Und dann ist unsere Phantasie zum Frieden gefragt. Wir brauchen Beispiele, Bilder, Geschichten des Friedens – und die müssen wir uns weitererzählen. Vielleicht hat es ja diese merkwürdigen Typen in merkwürdigen Situationen wirklich gegeben: Der eine, der sich nicht hauen wollte und deshalb auf eine Backpfeife die andere Backe hingehalten hat; die andere, der es zu blöd war, um einen Mantel zu streiten und ihn der Streitenden überlassen hat; oder die, die uns erst die Gemeinschaft aufgenötigt haben und die wir dann nicht allein gelassen haben. Vielleicht haben wir ja mal ähnliches erlebt – im Auto die Vorfahrt gewährt, die der andere gar nicht hatte; oder im Gespräch auf eine Belehrung verzichtet, die auf den zweiten Blick eh nicht nötig war.

Dem Feind die Feindschaft verweigern und aus dem Gegner – meinem „Fernsten“ – meinen Nächsten machen; das ist nicht leicht aber in meinem ganz eigenen Interesse. Verzicht auf Gegnerschaft ist ein Gewinn für mich selbst. Mir selbst geht es dann besser, wenn ich im Frieden leben kann.

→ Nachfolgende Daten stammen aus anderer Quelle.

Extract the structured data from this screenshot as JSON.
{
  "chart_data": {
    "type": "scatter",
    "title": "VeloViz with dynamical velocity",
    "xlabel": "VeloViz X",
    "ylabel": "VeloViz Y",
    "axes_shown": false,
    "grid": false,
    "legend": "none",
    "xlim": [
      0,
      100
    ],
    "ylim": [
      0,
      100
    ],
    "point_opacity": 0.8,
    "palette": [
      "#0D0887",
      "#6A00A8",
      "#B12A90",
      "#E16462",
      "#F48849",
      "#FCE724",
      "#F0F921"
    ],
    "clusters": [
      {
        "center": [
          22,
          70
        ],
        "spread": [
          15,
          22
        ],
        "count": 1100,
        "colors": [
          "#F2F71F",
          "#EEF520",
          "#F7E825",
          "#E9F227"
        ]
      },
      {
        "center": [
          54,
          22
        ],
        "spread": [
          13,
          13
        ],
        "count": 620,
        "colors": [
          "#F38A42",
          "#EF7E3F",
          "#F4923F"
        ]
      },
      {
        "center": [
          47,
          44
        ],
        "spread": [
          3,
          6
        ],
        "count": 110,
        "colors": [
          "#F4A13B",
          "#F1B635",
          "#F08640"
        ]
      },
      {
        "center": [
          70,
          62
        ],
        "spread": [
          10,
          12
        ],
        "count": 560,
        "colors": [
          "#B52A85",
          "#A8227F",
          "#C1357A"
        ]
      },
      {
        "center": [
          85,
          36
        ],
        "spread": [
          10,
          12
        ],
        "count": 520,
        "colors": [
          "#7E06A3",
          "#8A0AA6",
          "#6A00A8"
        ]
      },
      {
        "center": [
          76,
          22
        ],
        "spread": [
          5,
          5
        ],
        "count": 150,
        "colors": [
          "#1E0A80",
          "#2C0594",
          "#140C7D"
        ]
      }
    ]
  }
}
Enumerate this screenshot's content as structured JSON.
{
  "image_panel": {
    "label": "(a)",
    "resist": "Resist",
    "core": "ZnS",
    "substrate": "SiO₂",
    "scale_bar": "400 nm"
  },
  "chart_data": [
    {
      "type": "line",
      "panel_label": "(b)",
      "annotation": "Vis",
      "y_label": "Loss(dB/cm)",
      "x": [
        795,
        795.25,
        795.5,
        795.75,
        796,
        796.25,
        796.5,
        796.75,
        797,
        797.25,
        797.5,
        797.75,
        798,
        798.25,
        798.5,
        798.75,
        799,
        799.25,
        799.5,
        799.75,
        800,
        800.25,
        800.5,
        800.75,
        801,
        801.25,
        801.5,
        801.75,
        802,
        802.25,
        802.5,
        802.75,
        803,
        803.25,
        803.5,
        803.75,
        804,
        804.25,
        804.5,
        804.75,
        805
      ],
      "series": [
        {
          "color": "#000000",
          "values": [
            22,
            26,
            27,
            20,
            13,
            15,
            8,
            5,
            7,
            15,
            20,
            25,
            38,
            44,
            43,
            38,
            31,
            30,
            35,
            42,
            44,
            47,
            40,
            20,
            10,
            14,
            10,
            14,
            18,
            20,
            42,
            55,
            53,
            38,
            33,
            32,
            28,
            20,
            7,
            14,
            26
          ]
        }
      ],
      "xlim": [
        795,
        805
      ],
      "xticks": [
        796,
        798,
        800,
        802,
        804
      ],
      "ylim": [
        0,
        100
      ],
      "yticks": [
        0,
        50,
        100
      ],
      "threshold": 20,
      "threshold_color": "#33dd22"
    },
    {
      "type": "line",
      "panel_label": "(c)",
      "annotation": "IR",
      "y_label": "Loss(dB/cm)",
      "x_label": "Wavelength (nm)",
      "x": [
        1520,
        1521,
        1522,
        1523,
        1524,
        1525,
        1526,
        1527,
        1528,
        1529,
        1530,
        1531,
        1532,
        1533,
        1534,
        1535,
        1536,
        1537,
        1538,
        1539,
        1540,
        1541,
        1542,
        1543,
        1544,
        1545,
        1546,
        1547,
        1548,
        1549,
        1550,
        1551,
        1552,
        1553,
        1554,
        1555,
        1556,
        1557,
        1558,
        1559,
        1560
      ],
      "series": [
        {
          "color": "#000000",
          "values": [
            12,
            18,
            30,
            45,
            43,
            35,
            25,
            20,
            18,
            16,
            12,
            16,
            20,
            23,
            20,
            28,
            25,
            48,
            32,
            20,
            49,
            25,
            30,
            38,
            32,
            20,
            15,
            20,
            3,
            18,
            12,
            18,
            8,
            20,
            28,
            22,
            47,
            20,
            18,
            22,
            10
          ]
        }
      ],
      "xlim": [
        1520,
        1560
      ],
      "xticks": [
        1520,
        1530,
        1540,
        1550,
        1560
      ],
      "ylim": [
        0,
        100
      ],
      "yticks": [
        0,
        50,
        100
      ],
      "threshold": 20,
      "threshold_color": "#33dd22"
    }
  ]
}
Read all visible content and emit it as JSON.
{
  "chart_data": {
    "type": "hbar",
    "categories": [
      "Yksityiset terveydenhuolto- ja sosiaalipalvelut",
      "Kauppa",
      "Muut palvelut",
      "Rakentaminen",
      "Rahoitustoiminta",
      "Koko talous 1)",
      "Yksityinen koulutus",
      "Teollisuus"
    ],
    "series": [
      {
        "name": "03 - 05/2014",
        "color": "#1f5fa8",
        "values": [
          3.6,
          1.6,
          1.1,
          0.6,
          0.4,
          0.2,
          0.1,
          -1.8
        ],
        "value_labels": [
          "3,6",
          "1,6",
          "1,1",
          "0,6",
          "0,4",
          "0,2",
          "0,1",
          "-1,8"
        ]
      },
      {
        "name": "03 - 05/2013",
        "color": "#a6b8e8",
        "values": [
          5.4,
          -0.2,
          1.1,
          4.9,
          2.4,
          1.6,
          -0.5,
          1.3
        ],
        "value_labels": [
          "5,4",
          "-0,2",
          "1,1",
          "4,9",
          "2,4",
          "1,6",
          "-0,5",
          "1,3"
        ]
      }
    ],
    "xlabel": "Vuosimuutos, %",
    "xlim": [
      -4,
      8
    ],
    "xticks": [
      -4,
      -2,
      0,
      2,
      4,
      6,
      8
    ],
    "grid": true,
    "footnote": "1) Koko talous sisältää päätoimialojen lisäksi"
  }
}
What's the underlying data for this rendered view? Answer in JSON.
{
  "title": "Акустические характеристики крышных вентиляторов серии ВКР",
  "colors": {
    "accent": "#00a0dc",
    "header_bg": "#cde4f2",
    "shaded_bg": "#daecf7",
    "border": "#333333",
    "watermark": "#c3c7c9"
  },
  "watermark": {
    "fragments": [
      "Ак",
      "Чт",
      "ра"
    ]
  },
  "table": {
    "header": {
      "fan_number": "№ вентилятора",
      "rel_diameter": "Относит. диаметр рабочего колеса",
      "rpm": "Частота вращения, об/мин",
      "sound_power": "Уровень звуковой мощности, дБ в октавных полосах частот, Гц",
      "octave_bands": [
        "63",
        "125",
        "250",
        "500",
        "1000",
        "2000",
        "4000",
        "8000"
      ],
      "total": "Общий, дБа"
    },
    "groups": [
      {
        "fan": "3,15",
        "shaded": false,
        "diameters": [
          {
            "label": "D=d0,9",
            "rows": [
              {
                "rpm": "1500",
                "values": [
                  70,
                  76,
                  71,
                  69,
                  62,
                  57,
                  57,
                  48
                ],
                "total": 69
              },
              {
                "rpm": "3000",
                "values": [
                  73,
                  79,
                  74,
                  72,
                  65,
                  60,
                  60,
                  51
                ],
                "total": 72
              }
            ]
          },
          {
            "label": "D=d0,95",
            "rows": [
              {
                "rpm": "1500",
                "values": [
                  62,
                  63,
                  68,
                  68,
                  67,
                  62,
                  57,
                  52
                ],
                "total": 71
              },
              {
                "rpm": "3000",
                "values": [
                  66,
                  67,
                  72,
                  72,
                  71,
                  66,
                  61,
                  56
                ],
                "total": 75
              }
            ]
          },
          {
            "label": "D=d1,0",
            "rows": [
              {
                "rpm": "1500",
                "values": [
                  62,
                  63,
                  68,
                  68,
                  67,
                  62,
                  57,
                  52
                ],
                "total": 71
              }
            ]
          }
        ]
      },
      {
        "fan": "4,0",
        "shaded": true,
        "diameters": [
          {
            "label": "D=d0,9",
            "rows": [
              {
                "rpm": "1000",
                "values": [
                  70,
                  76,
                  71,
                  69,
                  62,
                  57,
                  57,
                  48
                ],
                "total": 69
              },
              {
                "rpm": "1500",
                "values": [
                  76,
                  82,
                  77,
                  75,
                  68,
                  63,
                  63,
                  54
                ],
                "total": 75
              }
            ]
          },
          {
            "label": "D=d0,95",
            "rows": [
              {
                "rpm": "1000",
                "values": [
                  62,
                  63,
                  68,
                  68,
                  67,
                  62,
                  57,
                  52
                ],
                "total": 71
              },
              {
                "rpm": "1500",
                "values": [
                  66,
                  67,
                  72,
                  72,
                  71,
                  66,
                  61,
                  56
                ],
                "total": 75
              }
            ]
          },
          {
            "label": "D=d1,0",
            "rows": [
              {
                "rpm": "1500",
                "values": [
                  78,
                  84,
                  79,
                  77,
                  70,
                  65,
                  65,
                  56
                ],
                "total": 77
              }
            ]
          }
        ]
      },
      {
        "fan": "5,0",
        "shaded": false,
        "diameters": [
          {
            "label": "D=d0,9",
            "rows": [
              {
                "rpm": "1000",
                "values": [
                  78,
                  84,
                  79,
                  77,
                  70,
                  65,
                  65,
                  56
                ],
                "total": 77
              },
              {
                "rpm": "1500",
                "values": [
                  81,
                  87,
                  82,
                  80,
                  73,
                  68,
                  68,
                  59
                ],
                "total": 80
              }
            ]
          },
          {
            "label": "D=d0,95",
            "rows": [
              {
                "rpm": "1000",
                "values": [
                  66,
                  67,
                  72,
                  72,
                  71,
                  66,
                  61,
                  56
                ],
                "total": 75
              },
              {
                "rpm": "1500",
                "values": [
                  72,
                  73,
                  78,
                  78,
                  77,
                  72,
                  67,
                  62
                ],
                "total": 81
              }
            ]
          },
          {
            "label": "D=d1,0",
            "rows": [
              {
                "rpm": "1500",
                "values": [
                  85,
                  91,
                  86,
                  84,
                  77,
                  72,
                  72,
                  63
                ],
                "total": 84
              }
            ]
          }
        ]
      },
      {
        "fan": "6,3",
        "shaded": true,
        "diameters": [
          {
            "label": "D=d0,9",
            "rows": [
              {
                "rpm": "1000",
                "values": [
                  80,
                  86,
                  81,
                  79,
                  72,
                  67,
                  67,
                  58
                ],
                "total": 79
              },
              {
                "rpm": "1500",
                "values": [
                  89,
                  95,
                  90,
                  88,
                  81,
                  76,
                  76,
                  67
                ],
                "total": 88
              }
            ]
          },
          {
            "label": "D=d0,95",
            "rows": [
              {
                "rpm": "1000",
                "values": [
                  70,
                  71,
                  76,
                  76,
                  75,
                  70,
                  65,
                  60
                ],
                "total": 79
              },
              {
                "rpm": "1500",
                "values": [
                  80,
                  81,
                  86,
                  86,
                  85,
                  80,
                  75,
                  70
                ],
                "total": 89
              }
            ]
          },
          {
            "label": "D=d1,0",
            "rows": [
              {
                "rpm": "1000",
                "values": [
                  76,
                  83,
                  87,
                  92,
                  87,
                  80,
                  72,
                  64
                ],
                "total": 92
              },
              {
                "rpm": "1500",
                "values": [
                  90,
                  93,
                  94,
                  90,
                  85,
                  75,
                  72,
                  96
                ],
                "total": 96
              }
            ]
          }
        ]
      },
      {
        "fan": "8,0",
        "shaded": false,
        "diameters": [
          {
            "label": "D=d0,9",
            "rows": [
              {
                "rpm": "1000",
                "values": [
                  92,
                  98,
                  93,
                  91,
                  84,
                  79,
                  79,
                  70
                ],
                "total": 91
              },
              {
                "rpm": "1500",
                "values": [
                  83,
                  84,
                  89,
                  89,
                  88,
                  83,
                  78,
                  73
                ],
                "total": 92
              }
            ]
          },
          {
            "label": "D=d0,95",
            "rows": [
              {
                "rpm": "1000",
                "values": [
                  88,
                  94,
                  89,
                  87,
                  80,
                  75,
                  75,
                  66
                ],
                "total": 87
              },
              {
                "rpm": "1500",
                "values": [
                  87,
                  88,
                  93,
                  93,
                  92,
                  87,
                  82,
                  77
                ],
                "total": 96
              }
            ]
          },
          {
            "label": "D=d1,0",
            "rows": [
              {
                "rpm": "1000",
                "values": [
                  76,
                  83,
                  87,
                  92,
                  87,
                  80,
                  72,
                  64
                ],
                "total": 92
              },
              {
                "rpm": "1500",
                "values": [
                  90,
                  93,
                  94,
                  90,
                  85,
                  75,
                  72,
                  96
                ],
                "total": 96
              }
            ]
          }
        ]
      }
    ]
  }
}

In den anderen den Menschen sehen, der ich auch bin; im anderen Gottes Kind erkennen; so wie Jesus das lehrt: „auf dass ihr Kinder seid eures Vaters im Himmel. Denn er lässt seine Sonne aufgehen über Böse und Gute und lässt regnen über Gerechte und Ungerechte.“ (Matthäus 5,45) Mein Gegner ist auch nur ein Mensch – auch ein Mensch.